Abstract

Of all English poets writing during the Romantic period, George Gordon, Lord Byron (1788–1824) was the one whose life and art were most consistently joined in the public imagination. Lord Byron became a literary celebrity early in his career, and frequently wrote poetry based on his own experiences, including his travels, his sexual scandals, his personal relationships, and his involvement with the tumultuous political events of the era. In so doing, he forged a category that we have come to call ‘the Byronic’, its hero a wandering, noble outlaw, both erotically compelling and haunted by loss, defiant and rebellious, stoic yet ultimately a victim of his own passions.
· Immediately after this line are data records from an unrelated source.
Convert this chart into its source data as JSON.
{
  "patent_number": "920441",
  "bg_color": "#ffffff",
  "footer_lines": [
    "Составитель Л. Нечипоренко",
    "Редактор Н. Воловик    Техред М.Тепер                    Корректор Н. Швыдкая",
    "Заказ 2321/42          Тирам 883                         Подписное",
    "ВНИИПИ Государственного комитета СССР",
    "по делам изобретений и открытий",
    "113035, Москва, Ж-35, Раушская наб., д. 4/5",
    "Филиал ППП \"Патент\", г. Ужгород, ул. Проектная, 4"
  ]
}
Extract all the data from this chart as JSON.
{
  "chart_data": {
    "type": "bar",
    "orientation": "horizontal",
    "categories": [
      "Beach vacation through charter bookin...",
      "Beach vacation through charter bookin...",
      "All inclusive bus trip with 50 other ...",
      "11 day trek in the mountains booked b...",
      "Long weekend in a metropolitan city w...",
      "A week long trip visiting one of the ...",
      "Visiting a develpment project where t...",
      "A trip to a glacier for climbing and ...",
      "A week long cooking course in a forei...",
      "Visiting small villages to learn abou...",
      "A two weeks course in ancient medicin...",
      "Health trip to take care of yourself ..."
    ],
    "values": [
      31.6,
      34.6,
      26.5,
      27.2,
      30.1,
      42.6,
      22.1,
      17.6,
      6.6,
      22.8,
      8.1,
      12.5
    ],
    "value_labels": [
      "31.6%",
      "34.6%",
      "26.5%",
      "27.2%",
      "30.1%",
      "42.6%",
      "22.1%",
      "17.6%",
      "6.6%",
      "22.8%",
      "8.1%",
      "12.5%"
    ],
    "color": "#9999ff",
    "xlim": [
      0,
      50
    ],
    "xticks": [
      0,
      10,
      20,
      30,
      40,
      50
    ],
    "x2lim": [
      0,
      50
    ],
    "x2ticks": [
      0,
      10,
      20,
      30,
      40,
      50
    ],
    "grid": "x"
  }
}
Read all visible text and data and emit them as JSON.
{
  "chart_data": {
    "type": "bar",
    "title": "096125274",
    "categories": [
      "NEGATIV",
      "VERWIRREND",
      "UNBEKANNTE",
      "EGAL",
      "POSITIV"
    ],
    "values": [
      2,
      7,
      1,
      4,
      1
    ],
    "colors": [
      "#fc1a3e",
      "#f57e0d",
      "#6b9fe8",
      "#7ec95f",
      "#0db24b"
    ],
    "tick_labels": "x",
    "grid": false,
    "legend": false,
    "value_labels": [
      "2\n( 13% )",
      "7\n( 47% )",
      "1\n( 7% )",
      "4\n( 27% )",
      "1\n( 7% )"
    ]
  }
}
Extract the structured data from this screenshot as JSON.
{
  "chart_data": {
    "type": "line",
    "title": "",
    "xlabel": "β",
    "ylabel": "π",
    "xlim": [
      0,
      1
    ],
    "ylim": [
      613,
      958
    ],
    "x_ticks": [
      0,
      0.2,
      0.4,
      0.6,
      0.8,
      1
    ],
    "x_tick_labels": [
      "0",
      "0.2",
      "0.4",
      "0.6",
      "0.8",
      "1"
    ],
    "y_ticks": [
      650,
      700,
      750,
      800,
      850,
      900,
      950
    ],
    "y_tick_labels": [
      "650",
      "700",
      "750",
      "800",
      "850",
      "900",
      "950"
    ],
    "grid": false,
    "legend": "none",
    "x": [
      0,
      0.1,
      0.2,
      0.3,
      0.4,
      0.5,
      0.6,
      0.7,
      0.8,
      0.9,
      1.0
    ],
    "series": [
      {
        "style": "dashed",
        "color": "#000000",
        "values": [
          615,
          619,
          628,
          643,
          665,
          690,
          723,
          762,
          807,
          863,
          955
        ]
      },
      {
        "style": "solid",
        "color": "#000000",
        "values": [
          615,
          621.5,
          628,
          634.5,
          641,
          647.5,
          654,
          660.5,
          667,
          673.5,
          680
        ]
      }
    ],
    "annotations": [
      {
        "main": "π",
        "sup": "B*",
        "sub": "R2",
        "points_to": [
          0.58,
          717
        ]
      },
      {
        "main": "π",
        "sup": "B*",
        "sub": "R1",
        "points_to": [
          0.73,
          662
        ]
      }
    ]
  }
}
This persona emerged primarily from Byron's first major work, Childe Harold's Pilgrimage , with its misanthropic wandering hero, and from his so‐called Eastern Tales, verse narratives such as The Corsair and The Giaour that feature a recognizable outlaw‐hero. The immense popularity of these poems imprinted the Byronic mode upon several generations of writers across Europe and America, an influence that remains in many cultures to this day. Yet Byron produced a much wider range of poetry than this narrative suggests, including lyrics, satires, dramas, and his ironic epic, Don Juan (pronounced ‘Joo‐ahn’ in Byron's poem), which is generally considered his masterpiece. Furthermore, his poems often resist easy classification according to genre, given their mobility of tone and hybridity of structure. The contradictions and oscillations of Byron's life find expression in the complex forms of his poetical works.